Mereka pun jelas enggan untuk keluar rumah. Ketaktuan mereka juga tak kalah besar dari kaum mapan yang bisa bekerja dari rumah. Satu contoh kisah mungkin bisa menjadi gambaran akan besarnya dilema kaum miskin di tengah pandemi ini. Seorang wanita parubaya, mungkin usianya 40 tahun, duduk termangu di depan gerbang rumah bibi. Ia tampak membawa beberapa jinjing kresek hitam di sampingnya.
Di tubuhnya terlilit kain samping yang mengikat sebuah karung besar dipunggungnya. Wajahnya nampak lusuh, baju dan celananya kotor akibat duduk di depan gerbang. Saat mendekat, terdengar sayup ia memanggil.
"A mau beli kacang tanah" Tatapnya nanar, matanya berair.
Melihat ekspresinya saja rasa iba sudah hinggap. Apalagi suaranya lemah, cenderung pasrah ketika menawarkan dagangannya. Sekilas di tengah perbincangan pertanyaan corona terlontarkan.
"Itukan bisa buat mereka yang mampu, ibu kalau nggak gini, anak-anak nggak bisa makan, toh belum ada bantuan pula, kalo saja ada ibu juga pingin di rumah sambil ngurus anak-anak, ibu juga takut sama penyakit ini"
Apakah mereka salah?
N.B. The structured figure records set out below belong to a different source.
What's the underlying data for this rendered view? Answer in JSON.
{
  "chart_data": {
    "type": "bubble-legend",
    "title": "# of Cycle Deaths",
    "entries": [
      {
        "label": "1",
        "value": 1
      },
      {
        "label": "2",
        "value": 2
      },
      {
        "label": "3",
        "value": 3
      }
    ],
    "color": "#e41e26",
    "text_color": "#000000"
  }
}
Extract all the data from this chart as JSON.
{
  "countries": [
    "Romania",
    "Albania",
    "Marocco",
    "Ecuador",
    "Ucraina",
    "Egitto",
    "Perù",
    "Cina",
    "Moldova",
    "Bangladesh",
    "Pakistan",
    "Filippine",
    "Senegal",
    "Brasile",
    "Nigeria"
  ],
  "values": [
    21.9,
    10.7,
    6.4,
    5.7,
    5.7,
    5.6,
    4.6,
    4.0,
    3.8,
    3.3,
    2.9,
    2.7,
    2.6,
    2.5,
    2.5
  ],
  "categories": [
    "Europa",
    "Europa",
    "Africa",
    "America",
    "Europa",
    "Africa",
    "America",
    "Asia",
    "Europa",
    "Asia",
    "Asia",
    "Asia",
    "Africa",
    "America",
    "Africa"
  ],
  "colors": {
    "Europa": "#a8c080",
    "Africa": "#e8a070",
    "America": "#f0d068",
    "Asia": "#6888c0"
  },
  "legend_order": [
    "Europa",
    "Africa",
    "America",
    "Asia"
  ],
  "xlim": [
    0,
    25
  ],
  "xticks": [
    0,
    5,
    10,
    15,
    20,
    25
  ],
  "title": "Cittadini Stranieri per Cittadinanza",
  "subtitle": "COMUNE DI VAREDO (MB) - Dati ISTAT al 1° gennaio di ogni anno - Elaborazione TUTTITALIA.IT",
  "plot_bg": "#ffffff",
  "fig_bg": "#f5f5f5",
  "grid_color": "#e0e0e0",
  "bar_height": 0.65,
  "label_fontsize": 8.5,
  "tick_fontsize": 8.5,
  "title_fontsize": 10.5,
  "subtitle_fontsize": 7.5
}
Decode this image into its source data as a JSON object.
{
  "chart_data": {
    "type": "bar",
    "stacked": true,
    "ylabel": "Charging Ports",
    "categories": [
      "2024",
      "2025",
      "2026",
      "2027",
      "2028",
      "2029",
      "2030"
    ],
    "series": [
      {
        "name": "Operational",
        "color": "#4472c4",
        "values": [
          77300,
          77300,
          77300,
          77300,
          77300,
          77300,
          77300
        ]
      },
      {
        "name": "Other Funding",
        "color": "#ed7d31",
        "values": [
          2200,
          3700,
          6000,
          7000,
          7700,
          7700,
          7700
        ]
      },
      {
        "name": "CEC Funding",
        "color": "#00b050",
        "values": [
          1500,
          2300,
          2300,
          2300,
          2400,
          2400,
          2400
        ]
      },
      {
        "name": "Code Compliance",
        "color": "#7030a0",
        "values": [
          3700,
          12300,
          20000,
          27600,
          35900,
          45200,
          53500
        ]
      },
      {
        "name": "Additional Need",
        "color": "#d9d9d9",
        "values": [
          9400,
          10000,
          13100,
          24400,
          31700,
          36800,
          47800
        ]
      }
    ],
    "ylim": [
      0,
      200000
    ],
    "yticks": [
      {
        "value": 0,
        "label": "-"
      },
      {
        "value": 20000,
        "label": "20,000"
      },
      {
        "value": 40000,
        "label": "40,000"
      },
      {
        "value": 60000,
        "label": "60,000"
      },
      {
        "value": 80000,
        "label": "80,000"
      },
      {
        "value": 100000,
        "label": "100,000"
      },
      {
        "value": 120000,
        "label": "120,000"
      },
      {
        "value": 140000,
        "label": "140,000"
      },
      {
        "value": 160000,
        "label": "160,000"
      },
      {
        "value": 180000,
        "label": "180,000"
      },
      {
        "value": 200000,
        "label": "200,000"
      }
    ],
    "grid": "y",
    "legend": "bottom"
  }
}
Dalam menjawab perkara benar dan salah, konteks dan substansi hal ihwal perlu dianalisis lebih tajam. Jangan-jangan mereka malah yang menjadi korban. Tersangkanya? Tentu para pembuat regulasi yang tak humanis, diskriminatif, dan sekelompok orang yang merasa paling benar. Bahkan, belakangan ini kabarnya muncul regulasi ngawur, semua dipaksa di rumah, dan pembuat regulasi tak wajib memberi bantuan, bukankah ini tepat dikatakan lepas tanggung jawab? Siapa benar siapa salah? Atau tak ada dari keduanya?